One of the great legacies of the Enlightenment was the conviction about making things better in the realm of social and political affairs.  Voltaire’s lively satire of the philosopher Leibniz’ celebrated principle that “this is the best of all possible worlds” was directed against the complacency of optimism and the cynicism of pessimism, both of which lead to indifference and inaction.  If this is “the best of all possible worlds”, then whatever happens must be good, simply and without qualification, and therefore there is no need and no reason to try to make things better; contrariwise, if this is “the worst of all actual worlds”, then nothing can be done either. All you can do is “grin and bear it”, or at least “grimace and bear it”.  But neither Voltaire nor Jonathan Swift were naive about what can and cannot be accomplished.  They knew about original sin; they knew about the evil that is potential and actual in all of us.  They knew about the tyranny of good intentions and the vanity of our human projections.  But their satire was also a call for compassion over against judgment, a call for cautious action about what can be modestly done, ultimately, it seems to me, as “rooted and grounded in the love” which is greater than the folly of our hearts and the presumption of our minds.

 

In this gospel story, we discover the hope that conquers despair.  In this gospel story, we discover the compassion that patiently perseveres when all seems lost and gone.  We are meant to look upon one another through the eyes of Christ who looks upon all of us compassionately.
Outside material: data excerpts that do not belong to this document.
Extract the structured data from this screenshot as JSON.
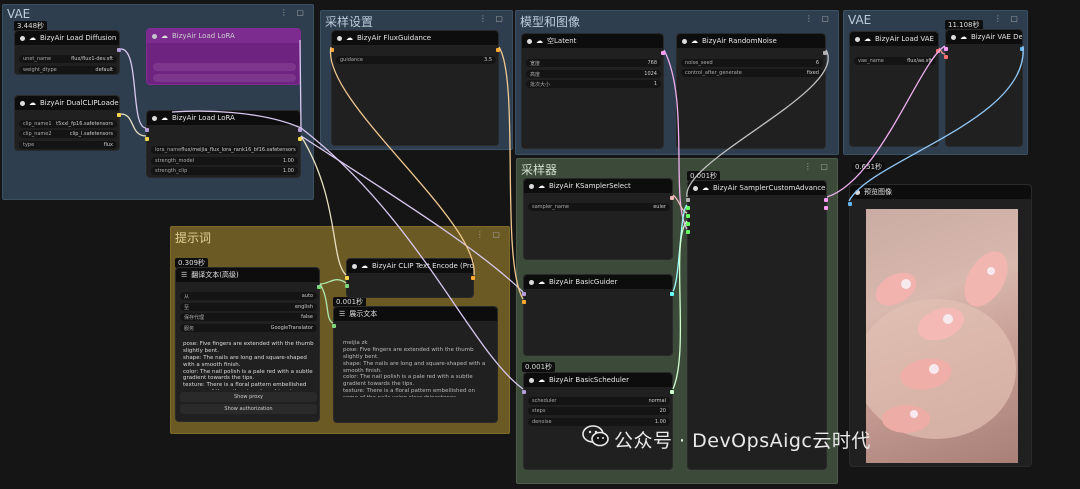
{
  "groups": {
    "vae_left": {
      "title": "VAE"
    },
    "sampling_settings": {
      "title": "采样设置"
    },
    "model_latent": {
      "title": "模型和图像"
    },
    "vae_right": {
      "title": "VAE"
    },
    "prompt": {
      "title": "提示词"
    },
    "sampler": {
      "title": "采样器"
    }
  },
  "timers": {
    "t1": "3.448秒",
    "t2": "0.309秒",
    "t3": "0.001秒",
    "t4": "0.001秒",
    "t5": "0.001秒",
    "t6": "11.108秒",
    "t7": "0.651秒"
  },
  "nodes": {
    "load_diffusion": {
      "title": "BizyAir Load Diffusion Model",
      "widgets": [
        {
          "label": "unet_name",
          "value": "flux/flux1-dev.sft"
        },
        {
          "label": "weight_dtype",
          "value": "default"
        }
      ]
    },
    "dual_clip": {
      "title": "BizyAir DualCLIPLoader",
      "widgets": [
        {
          "label": "clip_name1",
          "value": "t5xxl_fp16.safetensors"
        },
        {
          "label": "clip_name2",
          "value": "clip_l.safetensors"
        },
        {
          "label": "type",
          "value": "flux"
        }
      ]
    },
    "load_lora_bypassed": {
      "title": "BizyAir Load LoRA"
    },
    "load_lora": {
      "title": "BizyAir Load LoRA",
      "widgets": [
        {
          "label": "lora_name",
          "value": "flux/meijia_flux_lora_rank16_bf16.safetensors"
        },
        {
          "label": "strength_model",
          "value": "1.00"
        },
        {
          "label": "strength_clip",
          "value": "1.00"
        }
      ]
    },
    "flux_guidance": {
      "title": "BizyAir FluxGuidance",
      "widgets": [
        {
          "label": "guidance",
          "value": "3.5"
        }
      ]
    },
    "empty_latent": {
      "title": "空Latent",
      "widgets": [
        {
          "label": "宽度",
          "value": "768"
        },
        {
          "label": "高度",
          "value": "1024"
        },
        {
          "label": "批次大小",
          "value": "1"
        }
      ]
    },
    "random_noise": {
      "title": "BizyAir RandomNoise",
      "widgets": [
        {
          "label": "noise_seed",
          "value": "6"
        },
        {
          "label": "control_after_generate",
          "value": "fixed"
        }
      ]
    },
    "load_vae": {
      "title": "BizyAir Load VAE",
      "widgets": [
        {
          "label": "vae_name",
          "value": "flux/ae.sft"
        }
      ]
    },
    "vae_decode": {
      "title": "BizyAir VAE Decode"
    },
    "translate": {
      "title": "翻译文本(高级)",
      "widgets": [
        {
          "label": "从",
          "value": "auto"
        },
        {
          "label": "至",
          "value": "english"
        },
        {
          "label": "保存代理",
          "value": "false"
        },
        {
          "label": "服务",
          "value": "GoogleTranslator"
        }
      ],
      "text": "pose: Five fingers are extended with the thumb slightly bent.\nshape: The nails are long and square-shaped with a smooth finish.\ncolor: The nail polish is a pale red with a subtle gradient towards the tips.\ntexture: There is a floral pattern embellished on some of the nails using clear rhinestones.",
      "btn1": "Show proxy",
      "btn2": "Show authorization"
    },
    "clip_encode": {
      "title": "BizyAir CLIP Text Encode (Prompt)"
    },
    "show_text": {
      "title": "展示文本",
      "text": "meijia zk\npose: Five fingers are extended with the thumb slightly bent.\nshape: The nails are long and square-shaped with a smooth finish.\ncolor: The nail polish is a pale red with a subtle gradient towards the tips.\ntexture: There is a floral pattern embellished on some of the nails using clear rhinestones."
    },
    "ksampler_select": {
      "title": "BizyAir KSamplerSelect",
      "widgets": [
        {
          "label": "sampler_name",
          "value": "euler"
        }
      ]
    },
    "sampler_custom": {
      "title": "BizyAir SamplerCustomAdvanced"
    },
    "basic_guider": {
      "title": "BizyAir BasicGuider"
    },
    "basic_scheduler": {
      "title": "BizyAir BasicScheduler",
      "widgets": [
        {
          "label": "scheduler",
          "value": "normal"
        },
        {
          "label": "steps",
          "value": "20"
        },
        {
          "label": "denoise",
          "value": "1.00"
        }
      ]
    },
    "preview": {
      "title": "预览图像"
    }
  },
  "watermark": {
    "text": "公众号 · DevOpsAigc云时代"
  },
  "colors": {
    "model_port": "#b39ddb",
    "clip_port": "#ffd54f",
    "cond_port": "#ffa931",
    "latent_port": "#ff9cf9",
    "vae_port": "#ff6e6e",
    "image_port": "#64b5f6",
    "noise_port": "#b0b0b0",
    "guider_port": "#66ffff",
    "sampler_port": "#ecb4b4",
    "sigmas_port": "#cdffcd"
  }
}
It does not mean that we can always change things ourselves; it means only that we remain open to the transforming grace of God even in the face of the seemingly intractable problems of the world.  Our compassion has to be about placing one another in the compassion of Christ.  It means to acknowledge a reality far greater than ourselves and our world; that reality is grace.  In the compassionate look of Christ, we see how God looks upon our humanity.  We are called to place one another in the heart of Christ, the heart which holds the whole of the sorrowing world before the Father in love.  There and only there is compassion.